Mobile money is already everywhere, with more than 2 billion registered accounts globally. Sub-Saharan Africa sits at the center of this trend.
Regulation and policy drift
Nigeria
The regulatory stance has shifted sharply in recent years, from prohibition to cautious permission, and now toward stricter policing.
In December 2023, the Central Bank of Nigeria lifted its banking ban and allowed banks to open accounts for virtual-asset service providers (VASPs).
But, in 2024, the tide turned again: Authorities cracked down on naira P2P venues and Binance, detaining executives, halting naira pairs and warning of additional rules against illicit trading.
Cases and disputes have continued into 2025. Meanwhile, Nigeria’s Securities and Exchange Commission updated its crypto framework in January 2025, and the new Investment and Securities Act (ISA 2025), now law, clarified registration duties for digital-asset firms. More licensing, disclosure and marketing scrutiny are expected.
Kenya
The Finance Act 2023 introduced a 3% Digital Asset Tax, upheld by the Supreme Court in late 2024.
But policy shifted again in mid-2025. The Finance Act 2025 repealed the levy and replaced it with a 10% excise duty on fees charged by virtual-asset providers. Users and operators now need to track excise, VAT/DST and reporting obligations.
Ultimately, frameworks are evolving quickly. Always check the latest local guidance before choosing a provider.
Did you know? About one in six Kenyan adults lacks any formal financial account. As of 2021, formal financial inclusion reached 83.7%, meaning 11.6% of adults remained entirely excluded from both formal and informal financial services.
The risk ledger
Stablecoins may solve problems of speed and cost, but they carry risks of their own, which fall into three main categories.
Peg and counterparty
Stablecoins are only as reliable as the reserves and governance behind them. The Bank for International Settlements and the International Monetary Fund analyses warn that rapid growth could trigger financial-stability issues, from forced sales of reserve assets to “dollarization” that undermines local monetary control.

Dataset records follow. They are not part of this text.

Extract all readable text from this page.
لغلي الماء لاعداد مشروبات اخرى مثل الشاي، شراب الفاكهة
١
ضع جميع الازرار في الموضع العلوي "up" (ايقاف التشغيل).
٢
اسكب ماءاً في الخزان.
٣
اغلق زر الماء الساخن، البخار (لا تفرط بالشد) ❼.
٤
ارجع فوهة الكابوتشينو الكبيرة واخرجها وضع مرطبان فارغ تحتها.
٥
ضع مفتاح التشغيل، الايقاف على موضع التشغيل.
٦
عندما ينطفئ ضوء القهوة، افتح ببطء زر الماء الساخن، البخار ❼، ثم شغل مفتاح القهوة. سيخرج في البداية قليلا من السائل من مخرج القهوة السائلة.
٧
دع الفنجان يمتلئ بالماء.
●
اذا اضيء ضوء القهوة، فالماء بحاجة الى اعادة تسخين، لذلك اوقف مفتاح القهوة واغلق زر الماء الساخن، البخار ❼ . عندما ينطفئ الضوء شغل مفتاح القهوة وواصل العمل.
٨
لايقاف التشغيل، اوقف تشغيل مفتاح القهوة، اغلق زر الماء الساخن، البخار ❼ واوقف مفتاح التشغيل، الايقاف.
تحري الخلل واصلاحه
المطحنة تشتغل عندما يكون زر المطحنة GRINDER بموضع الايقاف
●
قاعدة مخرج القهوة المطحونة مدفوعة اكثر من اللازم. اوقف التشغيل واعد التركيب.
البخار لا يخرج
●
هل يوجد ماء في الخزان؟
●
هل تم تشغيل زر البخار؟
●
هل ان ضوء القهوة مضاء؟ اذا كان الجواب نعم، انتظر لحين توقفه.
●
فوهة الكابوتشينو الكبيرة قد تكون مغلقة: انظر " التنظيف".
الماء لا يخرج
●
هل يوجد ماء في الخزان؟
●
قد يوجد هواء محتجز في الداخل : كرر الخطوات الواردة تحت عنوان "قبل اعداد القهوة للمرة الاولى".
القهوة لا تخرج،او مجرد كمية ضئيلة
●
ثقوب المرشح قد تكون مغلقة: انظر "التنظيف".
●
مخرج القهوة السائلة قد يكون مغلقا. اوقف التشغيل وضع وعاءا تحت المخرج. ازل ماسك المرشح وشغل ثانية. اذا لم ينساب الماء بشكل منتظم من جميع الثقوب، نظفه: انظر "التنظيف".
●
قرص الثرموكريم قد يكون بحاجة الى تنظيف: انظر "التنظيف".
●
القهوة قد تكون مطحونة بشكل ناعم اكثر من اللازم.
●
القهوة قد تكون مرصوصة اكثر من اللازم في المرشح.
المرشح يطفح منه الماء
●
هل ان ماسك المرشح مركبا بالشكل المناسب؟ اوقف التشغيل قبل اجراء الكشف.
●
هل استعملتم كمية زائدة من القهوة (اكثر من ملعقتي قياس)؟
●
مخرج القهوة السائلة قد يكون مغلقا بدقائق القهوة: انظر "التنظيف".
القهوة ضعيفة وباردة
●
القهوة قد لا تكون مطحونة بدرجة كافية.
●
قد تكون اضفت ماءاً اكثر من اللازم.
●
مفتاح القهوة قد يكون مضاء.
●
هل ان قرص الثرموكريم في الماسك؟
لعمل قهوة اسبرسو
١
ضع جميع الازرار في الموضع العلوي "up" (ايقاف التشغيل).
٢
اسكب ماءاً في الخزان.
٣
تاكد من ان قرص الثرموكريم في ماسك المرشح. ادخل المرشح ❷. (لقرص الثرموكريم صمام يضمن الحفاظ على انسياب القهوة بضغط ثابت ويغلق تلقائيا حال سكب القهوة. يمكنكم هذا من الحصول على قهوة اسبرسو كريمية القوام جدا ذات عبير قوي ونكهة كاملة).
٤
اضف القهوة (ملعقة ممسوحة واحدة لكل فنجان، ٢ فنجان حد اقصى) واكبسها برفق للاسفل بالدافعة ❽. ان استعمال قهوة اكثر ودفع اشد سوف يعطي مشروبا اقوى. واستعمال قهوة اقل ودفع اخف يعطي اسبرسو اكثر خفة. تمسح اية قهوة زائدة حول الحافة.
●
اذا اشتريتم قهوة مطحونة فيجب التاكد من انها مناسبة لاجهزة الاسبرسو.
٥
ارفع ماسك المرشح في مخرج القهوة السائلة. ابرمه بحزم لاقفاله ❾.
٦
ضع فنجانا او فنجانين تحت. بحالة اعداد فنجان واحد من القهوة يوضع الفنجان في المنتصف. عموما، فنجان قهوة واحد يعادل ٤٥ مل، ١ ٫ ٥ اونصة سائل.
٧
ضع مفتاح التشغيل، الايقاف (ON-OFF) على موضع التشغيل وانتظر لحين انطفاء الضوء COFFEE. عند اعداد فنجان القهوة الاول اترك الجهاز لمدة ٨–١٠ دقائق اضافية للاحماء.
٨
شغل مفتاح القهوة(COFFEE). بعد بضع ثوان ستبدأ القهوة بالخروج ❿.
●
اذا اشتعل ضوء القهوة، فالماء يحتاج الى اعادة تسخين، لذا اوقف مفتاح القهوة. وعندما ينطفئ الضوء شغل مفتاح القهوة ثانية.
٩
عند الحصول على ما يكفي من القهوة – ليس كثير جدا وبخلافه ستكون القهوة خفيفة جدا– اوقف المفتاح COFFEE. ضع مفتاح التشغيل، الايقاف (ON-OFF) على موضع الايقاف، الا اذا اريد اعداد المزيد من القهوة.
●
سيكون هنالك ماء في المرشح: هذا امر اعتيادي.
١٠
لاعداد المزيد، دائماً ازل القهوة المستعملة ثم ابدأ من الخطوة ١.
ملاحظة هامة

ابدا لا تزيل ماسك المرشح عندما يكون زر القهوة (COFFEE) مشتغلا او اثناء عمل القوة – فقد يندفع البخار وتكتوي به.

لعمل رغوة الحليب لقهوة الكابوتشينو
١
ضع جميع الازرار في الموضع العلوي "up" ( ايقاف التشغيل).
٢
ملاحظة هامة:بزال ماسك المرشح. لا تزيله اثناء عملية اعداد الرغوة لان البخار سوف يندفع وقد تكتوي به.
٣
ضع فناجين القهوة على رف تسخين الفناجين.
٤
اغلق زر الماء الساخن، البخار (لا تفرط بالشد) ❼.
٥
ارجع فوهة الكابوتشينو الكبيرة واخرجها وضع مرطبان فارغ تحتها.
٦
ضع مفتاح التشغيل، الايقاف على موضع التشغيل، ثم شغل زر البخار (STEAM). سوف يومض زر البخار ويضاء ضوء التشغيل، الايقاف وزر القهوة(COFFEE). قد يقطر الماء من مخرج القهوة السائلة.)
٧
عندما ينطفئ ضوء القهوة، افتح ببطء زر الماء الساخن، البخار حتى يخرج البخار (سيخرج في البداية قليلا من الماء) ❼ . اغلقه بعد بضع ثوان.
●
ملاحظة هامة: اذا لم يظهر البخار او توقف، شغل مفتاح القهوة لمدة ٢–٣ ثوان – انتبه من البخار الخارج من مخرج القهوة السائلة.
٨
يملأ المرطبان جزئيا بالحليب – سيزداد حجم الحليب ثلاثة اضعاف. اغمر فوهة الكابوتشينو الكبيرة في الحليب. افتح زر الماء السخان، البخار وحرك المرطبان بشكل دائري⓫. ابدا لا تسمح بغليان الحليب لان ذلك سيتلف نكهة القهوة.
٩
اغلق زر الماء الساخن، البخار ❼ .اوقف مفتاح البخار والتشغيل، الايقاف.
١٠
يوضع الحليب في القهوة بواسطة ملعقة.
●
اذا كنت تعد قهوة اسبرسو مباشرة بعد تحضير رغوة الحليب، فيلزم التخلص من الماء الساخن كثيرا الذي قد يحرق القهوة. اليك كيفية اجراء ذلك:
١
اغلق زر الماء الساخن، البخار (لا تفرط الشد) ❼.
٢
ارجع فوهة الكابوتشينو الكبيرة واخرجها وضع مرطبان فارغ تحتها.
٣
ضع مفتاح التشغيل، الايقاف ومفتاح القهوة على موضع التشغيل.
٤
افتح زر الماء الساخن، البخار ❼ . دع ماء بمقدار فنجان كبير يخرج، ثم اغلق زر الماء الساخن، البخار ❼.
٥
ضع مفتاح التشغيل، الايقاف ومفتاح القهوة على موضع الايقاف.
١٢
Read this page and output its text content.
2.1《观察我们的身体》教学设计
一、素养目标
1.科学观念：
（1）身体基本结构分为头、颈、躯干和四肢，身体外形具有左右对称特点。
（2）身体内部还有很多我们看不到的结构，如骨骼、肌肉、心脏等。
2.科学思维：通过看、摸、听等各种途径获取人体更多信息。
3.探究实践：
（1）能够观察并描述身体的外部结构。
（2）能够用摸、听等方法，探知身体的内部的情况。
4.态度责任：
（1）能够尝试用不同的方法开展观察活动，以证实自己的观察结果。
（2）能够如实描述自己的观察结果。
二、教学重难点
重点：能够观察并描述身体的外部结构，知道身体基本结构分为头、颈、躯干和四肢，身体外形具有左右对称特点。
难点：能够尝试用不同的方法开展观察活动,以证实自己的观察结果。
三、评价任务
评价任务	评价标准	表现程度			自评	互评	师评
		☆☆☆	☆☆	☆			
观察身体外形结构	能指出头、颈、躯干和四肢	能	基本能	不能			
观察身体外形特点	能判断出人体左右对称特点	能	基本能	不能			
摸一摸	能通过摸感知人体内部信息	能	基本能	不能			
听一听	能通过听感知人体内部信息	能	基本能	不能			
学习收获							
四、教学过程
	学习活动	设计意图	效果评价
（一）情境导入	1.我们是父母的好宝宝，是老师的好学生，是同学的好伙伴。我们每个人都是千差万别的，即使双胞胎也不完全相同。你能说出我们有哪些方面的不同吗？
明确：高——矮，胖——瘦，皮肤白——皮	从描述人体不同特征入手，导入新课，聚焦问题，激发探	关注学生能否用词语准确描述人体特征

The USDC de-peg in March 2023 showed how quickly confidence shocks can spread. Independent reviews have also flagged transparency gaps and issuer concentration as ongoing concerns.
Operational
On the ground, everyday risks include P2P scams, wallet theft, bridge failures and difficulties cashing out.
Regulatory actions can make matters worse. Nigeria’s crackdown in 2024-2025 froze accounts and stranded balances overnight, illustrating how suddenly access can disappear.
Policy
At a systemic level, heavy reliance on dollar-linked stablecoins can accelerate informal dollarization and shift payments outside regulated banking channels. In response, policymakers are pushing for tighter licensing, stricter reserve standards and more disclosure from issuers.
Did you know? At the 2025 Stablecoin Summit in Lagos, SEC Director-General Emomotimi Agama declared, “Nigeria is open for stablecoin business, but on terms that protect our markets and empower Nigerians.”
What comes next for stablecoins in Africa?
Stablecoins won’t solve inflation or rewrite FX policy, but they already make saving, getting paid and sending money across borders cheaper and faster for many in Nairobi, Lagos and beyond. Their integration with mobile money is what makes them feel practical.
Builders frame stablecoins as tools for everyday utility, while regulators worry about dollarization and financial stability. The balance between those forces will shape what comes next.
On the ground, the safest approach is straightforward: Keep costs low, stick with trustworthy providers and stay alert as rules evolve.
What’s likely ahead is clearer disclosure requirements, tougher licensing and more “crypto in the background” services, where users don’t see tokens at all, just value moving instantly and at a lower cost.
This article does not contain investment advice or recommendations. Every investment and trading move involves risk, and readers should conduct their own research when making a decision.